Traditionnellement, le ministère des Affaires étrangères est la seule voie officielle par laquelle doivent passer, au regard des Conventions de Vienne sur les Relations diplomatiques et consulaires, tous les rapports entre Etats et entre Etats et Organisations internationales. A ce titre et en tant que principal organe du gouvernement chargé de la politique extérieure, il lui revient d’en assurer la coordination. Toutefois, les autres ministères et Services techniques doivent passer par son canal munis de pleins pouvoirs afin d’engager valablement la République à l’Extérieur.

 Cependant, il n’est pas rare de noter que de nombreuses négociations se déroulent ou se tiennent sans la participation du ministère des Affaires étrangères qui joue le rôle d’interface avec les partenaires étrangers. Pour mettre un terme aux abus qui se commettent lors de ces négociations, l’on devrait recourir à l’expertise du ministère pour la coordination des travaux, l’élaboration des textes, les négociations et la signature des accords dans le strict respect du principe de la souveraineté et de la réciprocité qui se trouve être la règle d’or dans les relations internationales.

 Pour rappel, la gestion et la coordination de la politique extérieure impliquent une série de tâches à accomplir à savoir : la mise à jour des traités signés par la RDC avec les pays étrangers et les Organisations internationales, le classement de tous les accords conclus par le gouvernement, l’établissement des « Pleins Pouvoirs », lesquels émanent de l’autorité compétente de l’Etat et désignent une ou plusieurs personnes pour négocier, adopter le texte d’un traité et pour exprimer le consentement de l’Etat à être lié par le traité. Cela permet au ministère des Affaires étrangères d’évaluer le niveau de notre politique extérieure, sur le plan bilatéral et multilatéral.

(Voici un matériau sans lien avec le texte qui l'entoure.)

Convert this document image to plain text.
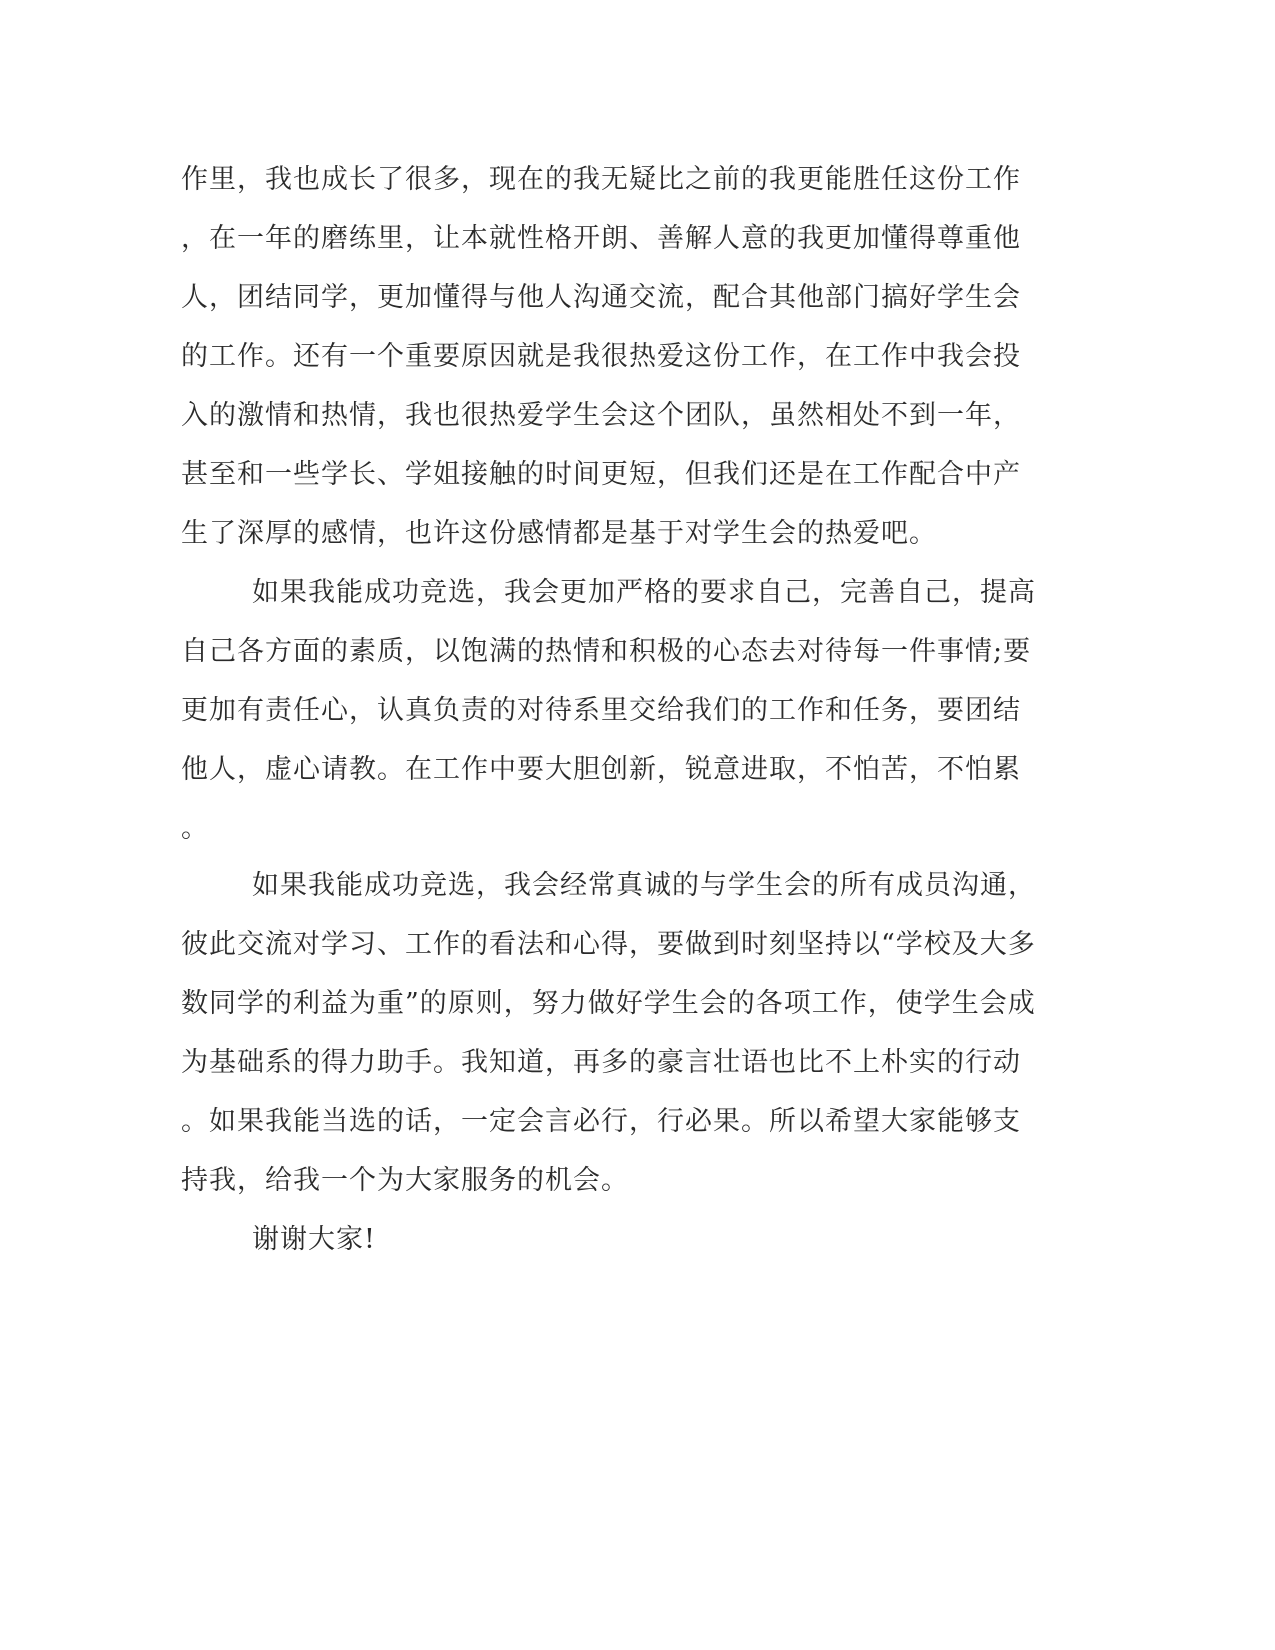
作里，我也成长了很多，现在的我无疑比之前的我更能胜任这份工作
，在一年的磨练里，让本就性格开朗、善解人意的我更加懂得尊重他
人，团结同学，更加懂得与他人沟通交流，配合其他部门搞好学生会
的工作。还有一个重要原因就是我很热爱这份工作，在工作中我会投
入的激情和热情，我也很热爱学生会这个团队，虽然相处不到一年，
甚至和一些学长、学姐接触的时间更短，但我们还是在工作配合中产
生了深厚的感情，也许这份感情都是基于对学生会的热爱吧。
如果我能成功竞选，我会更加严格的要求自己，完善自己，提高
自己各方面的素质，以饱满的热情和积极的心态去对待每一件事情;要
更加有责任心，认真负责的对待系里交给我们的工作和任务，要团结
他人，虚心请教。在工作中要大胆创新，锐意进取，不怕苦，不怕累
。
如果我能成功竞选，我会经常真诚的与学生会的所有成员沟通，
彼此交流对学习、工作的看法和心得，要做到时刻坚持以“学校及大多
数同学的利益为重”的原则，努力做好学生会的各项工作，使学生会成
为基础系的得力助手。我知道，再多的豪言壮语也比不上朴实的行动
。如果我能当选的话，一定会言必行，行必果。所以希望大家能够支
持我，给我一个为大家服务的机会。
谢谢大家!
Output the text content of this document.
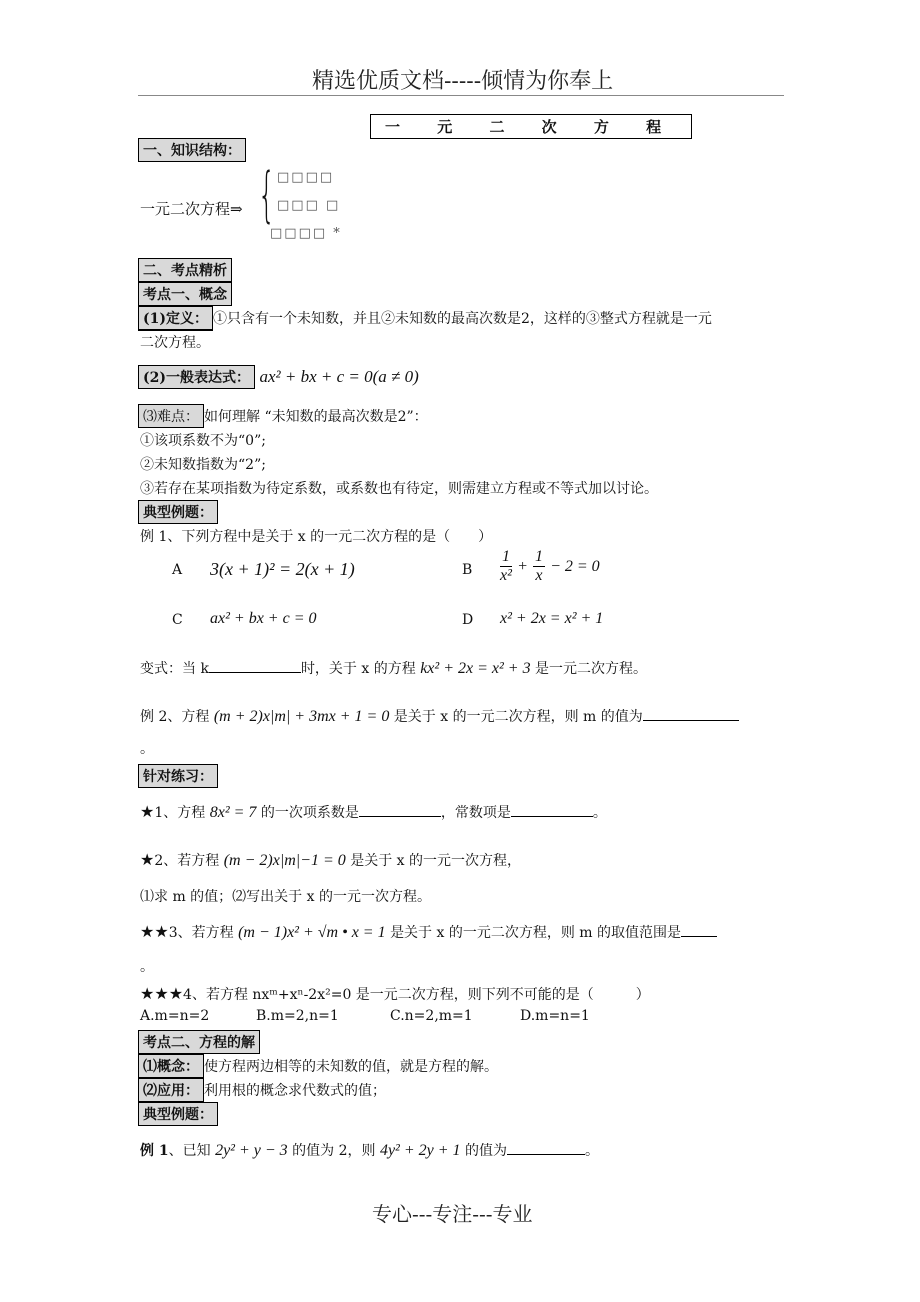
精选优质文档-----倾情为你奉上
一 元 二 次 方 程
一、知识结构：
一元二次方程⇒ { □□□□
□□□ □
□□□□ *
二、考点精析
考点一、概念
(1)定义： ①只含有一个未知数，并且②未知数的最高次数是2，这样的③整式方程就是一元
二次方程。
(2)一般表达式： ax² + bx + c = 0(a ≠ 0)
⑶难点： 如何理解 “未知数的最高次数是2”：
①该项系数不为“0”;
②未知数指数为“2”;
③若存在某项指数为待定系数，或系数也有待定，则需建立方程或不等式加以讨论。
典型例题：
例 1、下列方程中是关于 x 的一元二次方程的是（　　）
A 3(x + 1)² = 2(x + 1)	B $\frac{1}{\text{x²}} + \frac{1}{x} - 2 = 0$
C ax² + bx + c = 0	D x² + 2x = x² + 1
变式：当 k	时，关于 x 的方程 kx² + 2x = x² + 3 是一元二次方程。
例 2、方程 (m + 2)x|m| + 3mx + 1 = 0 是关于 x 的一元二次方程，则 m 的值为
。
针对练习：
★1、方程 8x² = 7 的一次项系数是	，常数项是	。
★2、若方程 (m − 2)x|m|−1 = 0 是关于 x 的一元一次方程，
⑴求 m 的值；⑵写出关于 x 的一元一次方程。
★★3、若方程 (m − 1)x² + √m • x = 1 是关于 x 的一元二次方程，则 m 的取值范围是
。
★★★4、若方程 nxᵐ+xⁿ-2x²=0 是一元二次方程，则下列不可能的是（　　　）
A.m=n=2	B.m=2,n=1	C.n=2,m=1	D.m=n=1
考点二、方程的解
⑴概念： 使方程两边相等的未知数的值，就是方程的解。
⑵应用： 利用根的概念求代数式的值；
典型例题：
例 1、已知 2y² + y − 3 的值为 2，则 4y² + 2y + 1 的值为	。
专心---专注---专业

 Mais, étant donné la multiplicité des centres de décisions dans la gestion de la politique étrangère et les interférences d’autres ministères et services techniques, le ministère des Affaires étrangères ne joue plus aujourd’hui le rôle qui est le sien. C’est à peine s’il participe à l’élaboration des textes de traités, des instruments de ratification, d’adhésion ou d’acceptation, à l’examen des projets d’accords de siège ou à des consultations qui intéressent le droit international de manière générale.
 Ce faisant, le ministère des Affaires étrangères a perdu le contrôle des Commissions mixtes au profit du ministère de la Coopération Internationale et Régionale et ne dispose plus d’un répertoire fiable des Accords signés par le gouvernement congolais dont une grande partie est gardée par ce ministère. Il en est de même d’autres ministères et services techniques qui signent des accords sans pour autant transmettre les originaux aux Affaires étrangères pour leur classement et consultation.
 Dans le même ordre d’idées, les nombreux centres de décisions dans la gestation de la politique extérieure du pays ne permettent pas au ministère des Affaires étrangères de procéder librement au rappel des Ambassadeurs fin mandat, parce que fortement soutenus par ceux qui les ont fait nommer à ces fonctions. La RDC est donc le seul pays au monde qui laisse ses représentants pendant plus de 20 ans en postes diplomatiques sans discontinuité. Ce qui viole les conventions internationales et la pratique diplomatique des pays hôtes. D’où la présence prolongée de ces chefs de Mission (Ambassadeurs, Chargés d’Affaires) crée un malaise dans les relations diplomatiques.
 Pour mettre  fin à cet imbroglio, il faudrait réhabiliter le Quai d’Orsay congolais en lui conférant, comme sous d’autres cieux, le monopole de la politique étrangère pour plus d’efficacité et de visibilité.